When I tested them individually, the Testament 2.0 speaker cable was the clear winner; it kicked the Discovery Signature into oblivion. There was simply no comparison. Michael Arnopol’s bass, clear, powerful and detailed, gave Patricia Barber’s Companion mini album a solid foundation and put me in a toe tapping mood during all the songs. Also on this album, ”The Beat Goes On” had details I’ve never heard before; hands clapped in time to the beat were simply not there with my other cables.
The Power 3 power cable was a couple of years ahead of the stock cable and some steps from the ‘affordable reference’ Signal Cable Magic Cable reviewed in the December issue by Ian Thorson (stood out in a comparison) and in the April 2007 by yours truly. It gave more definition and low frequency information to the digital source. Very clean and not astronomically expensive, they proved a worthy addition to my system.
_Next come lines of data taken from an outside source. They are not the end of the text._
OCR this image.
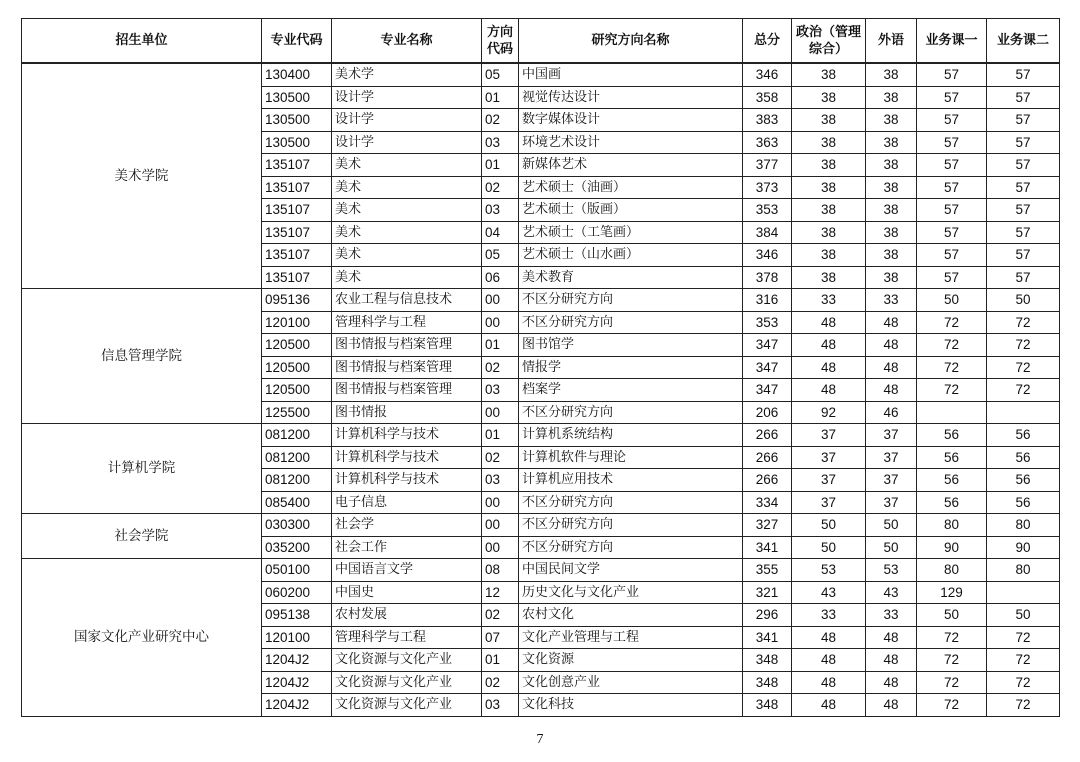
招生单位	专业代码	专业名称	方向代码	研究方向名称	总分	政治（管理综合）	外语	业务课一	业务课二
美术学院	130400	美术学	05	中国画	346	38	38	57	57
	130500	设计学	01	视觉传达设计	358	38	38	57	57
	130500	设计学	02	数字媒体设计	383	38	38	57	57
	130500	设计学	03	环境艺术设计	363	38	38	57	57
	135107	美术	01	新媒体艺术	377	38	38	57	57
	135107	美术	02	艺术硕士（油画）	373	38	38	57	57
	135107	美术	03	艺术硕士（版画）	353	38	38	57	57
	135107	美术	04	艺术硕士（工笔画）	384	38	38	57	57
	135107	美术	05	艺术硕士（山水画）	346	38	38	57	57
	135107	美术	06	美术教育	378	38	38	57	57
信息管理学院	095136	农业工程与信息技术	00	不区分研究方向	316	33	33	50	50
	120100	管理科学与工程	00	不区分研究方向	353	48	48	72	72
	120500	图书情报与档案管理	01	图书馆学	347	48	48	72	72
	120500	图书情报与档案管理	02	情报学	347	48	48	72	72
	120500	图书情报与档案管理	03	档案学	347	48	48	72	72
	125500	图书情报	00	不区分研究方向	206	92	46		
计算机学院	081200	计算机科学与技术	01	计算机系统结构	266	37	37	56	56
	081200	计算机科学与技术	02	计算机软件与理论	266	37	37	56	56
	081200	计算机科学与技术	03	计算机应用技术	266	37	37	56	56
	085400	电子信息	00	不区分研究方向	334	37	37	56	56
社会学院	030300	社会学	00	不区分研究方向	327	50	50	80	80
	035200	社会工作	00	不区分研究方向	341	50	50	90	90
国家文化产业研究中心	050100	中国语言文学	08	中国民间文学	355	53	53	80	80
	060200	中国史	12	历史文化与文化产业	321	43	43	129	
	095138	农村发展	02	农村文化	296	33	33	50	50
	120100	管理科学与工程	07	文化产业管理与工程	341	48	48	72	72
	1204J2	文化资源与文化产业	01	文化资源	348	48	48	72	72
	1204J2	文化资源与文化产业	02	文化创意产业	348	48	48	72	72
	1204J2	文化资源与文化产业	03	文化科技	348	48	48	72	72
7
The interconnects were better than Discovery Cable’s. with better frequency extension at both ends of the spectrum and more specific imaging, but they have a more clinical sound (the Discovery slightly rounded dynamics in a tube-like manner, not unpleasant at all). Taken individually, it’s a great cable but when combined with the power and speaker cables, it produced too much detail and punch, and lost some warmth. Very interesting in some aspects and with some records (think percussions?). It just depends on your taste.
Cables are one of the most difficult purchases in our audiophile world. What works great in ones system can destroy the sound of another. The Virtual Dynamics cables have some family traits among them: awesome extension at both ends of the musical spectrum, great detail and ‘air’ around instruments. They got my ‘thumbs up’ for their first class sound. Maybe they can do the same for your system.